First Order Reflection
A FOR is the first place a sound wave hits prior to being redirected to your ears. In most rooms this is either a wall, ceiling, floor or object located midway between you and the source of sound. There are two adjustments associated with the tuning of FORs: absorption and diffusion.
Absorption is generally tackled with simple changes, such as fabric coverings and curtains positioned right in front, to the left, or to the right of the speaker, or sometimes on the ceiling and floor. Carpet is a good absorption material, as is a lot of fabric-covered furniture. Hanging rugs on the walls also make a lot of difference. The effect you get is a warmer sound, with less harshness and echo.
The concept of diffusing sound in the home entertainment space is basically aimed at dispersing sound waves in way that best conveys the intent of the original sound and reduces echoes and reflections. Rough surfaces are better dispersers of sound than smooth surfaces. For example, glass, since it is smooth, is a poor diffusing material that results in a faulty listening experience. However, you do need to keep in mind that both absorption and diffusion are needed to achieve the best possible sound. Don’t overdo the rough surfaces, though, as it will result in a muffled sound. Diffusion adjustment, when done right, gives the sound a more spatial quality.

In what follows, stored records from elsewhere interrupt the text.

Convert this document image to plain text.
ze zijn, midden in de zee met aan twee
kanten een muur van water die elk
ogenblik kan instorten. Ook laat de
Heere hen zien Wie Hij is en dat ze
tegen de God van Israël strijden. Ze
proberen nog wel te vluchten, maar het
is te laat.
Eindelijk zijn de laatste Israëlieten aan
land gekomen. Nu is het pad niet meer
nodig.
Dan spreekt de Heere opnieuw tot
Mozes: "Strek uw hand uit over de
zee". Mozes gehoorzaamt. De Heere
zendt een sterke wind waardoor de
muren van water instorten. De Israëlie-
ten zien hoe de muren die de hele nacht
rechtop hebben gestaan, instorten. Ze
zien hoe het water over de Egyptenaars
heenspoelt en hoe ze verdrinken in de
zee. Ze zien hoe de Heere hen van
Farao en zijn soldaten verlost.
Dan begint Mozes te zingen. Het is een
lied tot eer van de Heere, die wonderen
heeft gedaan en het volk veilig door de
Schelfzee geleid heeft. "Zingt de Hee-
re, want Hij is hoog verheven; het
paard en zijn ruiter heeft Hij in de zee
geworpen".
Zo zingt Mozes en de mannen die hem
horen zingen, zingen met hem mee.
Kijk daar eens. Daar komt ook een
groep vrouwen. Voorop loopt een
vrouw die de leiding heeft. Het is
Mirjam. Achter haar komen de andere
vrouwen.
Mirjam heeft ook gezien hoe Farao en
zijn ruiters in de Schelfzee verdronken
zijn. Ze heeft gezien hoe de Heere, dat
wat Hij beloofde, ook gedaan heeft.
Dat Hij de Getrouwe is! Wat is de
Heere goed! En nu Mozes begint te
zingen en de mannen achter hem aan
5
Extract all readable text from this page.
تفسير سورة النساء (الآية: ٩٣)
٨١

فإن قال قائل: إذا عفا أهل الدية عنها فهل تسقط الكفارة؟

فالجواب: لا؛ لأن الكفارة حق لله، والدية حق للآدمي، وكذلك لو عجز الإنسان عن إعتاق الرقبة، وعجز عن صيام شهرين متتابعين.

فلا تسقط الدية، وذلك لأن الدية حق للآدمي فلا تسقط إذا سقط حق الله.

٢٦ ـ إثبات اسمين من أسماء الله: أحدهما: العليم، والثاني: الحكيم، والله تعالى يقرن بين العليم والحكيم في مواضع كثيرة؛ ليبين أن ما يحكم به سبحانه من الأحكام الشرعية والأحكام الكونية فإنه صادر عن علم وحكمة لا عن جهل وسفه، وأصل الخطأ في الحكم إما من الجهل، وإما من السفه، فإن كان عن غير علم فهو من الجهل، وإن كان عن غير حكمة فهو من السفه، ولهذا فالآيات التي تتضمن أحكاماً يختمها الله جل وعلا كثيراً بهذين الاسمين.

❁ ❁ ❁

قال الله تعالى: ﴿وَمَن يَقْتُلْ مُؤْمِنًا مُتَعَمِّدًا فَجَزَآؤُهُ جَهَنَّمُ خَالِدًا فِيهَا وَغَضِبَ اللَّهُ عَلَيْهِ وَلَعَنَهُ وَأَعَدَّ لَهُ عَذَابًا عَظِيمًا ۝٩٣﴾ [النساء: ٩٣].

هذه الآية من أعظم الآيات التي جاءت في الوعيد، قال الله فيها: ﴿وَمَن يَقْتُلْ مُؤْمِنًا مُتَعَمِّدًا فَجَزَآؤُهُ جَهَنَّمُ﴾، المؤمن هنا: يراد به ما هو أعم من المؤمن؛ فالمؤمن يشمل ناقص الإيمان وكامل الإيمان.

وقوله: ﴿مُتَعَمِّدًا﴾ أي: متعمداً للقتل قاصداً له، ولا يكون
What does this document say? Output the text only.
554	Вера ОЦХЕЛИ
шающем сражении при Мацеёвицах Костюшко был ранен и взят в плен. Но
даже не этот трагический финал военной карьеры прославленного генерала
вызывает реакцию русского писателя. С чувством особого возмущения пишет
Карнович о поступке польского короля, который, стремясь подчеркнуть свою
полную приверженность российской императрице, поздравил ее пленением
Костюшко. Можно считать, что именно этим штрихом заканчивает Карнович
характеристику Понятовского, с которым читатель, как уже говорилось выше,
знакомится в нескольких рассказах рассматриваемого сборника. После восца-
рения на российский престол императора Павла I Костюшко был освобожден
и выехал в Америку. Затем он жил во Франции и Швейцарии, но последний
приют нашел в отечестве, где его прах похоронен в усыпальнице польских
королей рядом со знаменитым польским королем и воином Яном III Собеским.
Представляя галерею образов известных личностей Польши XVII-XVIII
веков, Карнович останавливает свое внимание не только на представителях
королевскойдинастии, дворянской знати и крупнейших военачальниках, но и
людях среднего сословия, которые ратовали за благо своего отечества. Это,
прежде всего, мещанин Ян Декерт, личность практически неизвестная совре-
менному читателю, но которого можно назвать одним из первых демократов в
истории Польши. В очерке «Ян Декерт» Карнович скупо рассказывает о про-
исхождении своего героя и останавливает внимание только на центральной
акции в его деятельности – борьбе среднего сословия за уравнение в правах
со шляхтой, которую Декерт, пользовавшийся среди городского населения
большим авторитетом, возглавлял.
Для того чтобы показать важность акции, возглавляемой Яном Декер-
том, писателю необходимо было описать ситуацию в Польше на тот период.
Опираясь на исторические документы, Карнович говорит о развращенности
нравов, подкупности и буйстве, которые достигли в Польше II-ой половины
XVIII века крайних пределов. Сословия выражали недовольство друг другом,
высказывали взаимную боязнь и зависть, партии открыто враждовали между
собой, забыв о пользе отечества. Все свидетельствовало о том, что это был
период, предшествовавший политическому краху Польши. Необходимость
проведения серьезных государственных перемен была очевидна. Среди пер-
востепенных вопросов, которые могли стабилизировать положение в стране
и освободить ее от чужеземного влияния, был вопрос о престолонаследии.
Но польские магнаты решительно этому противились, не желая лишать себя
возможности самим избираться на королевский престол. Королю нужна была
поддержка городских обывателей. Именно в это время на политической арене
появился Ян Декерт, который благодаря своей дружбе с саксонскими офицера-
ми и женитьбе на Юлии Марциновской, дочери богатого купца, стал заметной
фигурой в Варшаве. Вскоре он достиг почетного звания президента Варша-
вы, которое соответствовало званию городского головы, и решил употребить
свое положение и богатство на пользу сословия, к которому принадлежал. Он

Correcting and Tuning Your Home Theatre
If you are an avid audiophile and you wish to optimize your entertainment environment to get the most out of top-of-the-line electronics, you need to involve an acoustics expert. Of course you could go by trial and error and incorporate furnishings, window coverings, and professional acoustic treatments by simply trusting your own audio instincts, but by doing so you run the risk of a large monetary investment going to waste due to failed results.
Ideally, you want to start thinking about the acoustics of a room at the design stages of your home. If this is not possible, tackling acoustics afterward may require additional tweaking. An alternative to physical acoustic adjustments, and one that is becoming quite popular with audiophiles, is going the digital route. Subwoofers, AV receivers, and AV preamps can adjust the way sound is served without having to make as many changes to the environment. A professional installation of your video and audio equipment, in tandem with good acoustic planning, will always result in a superior entertainment experience.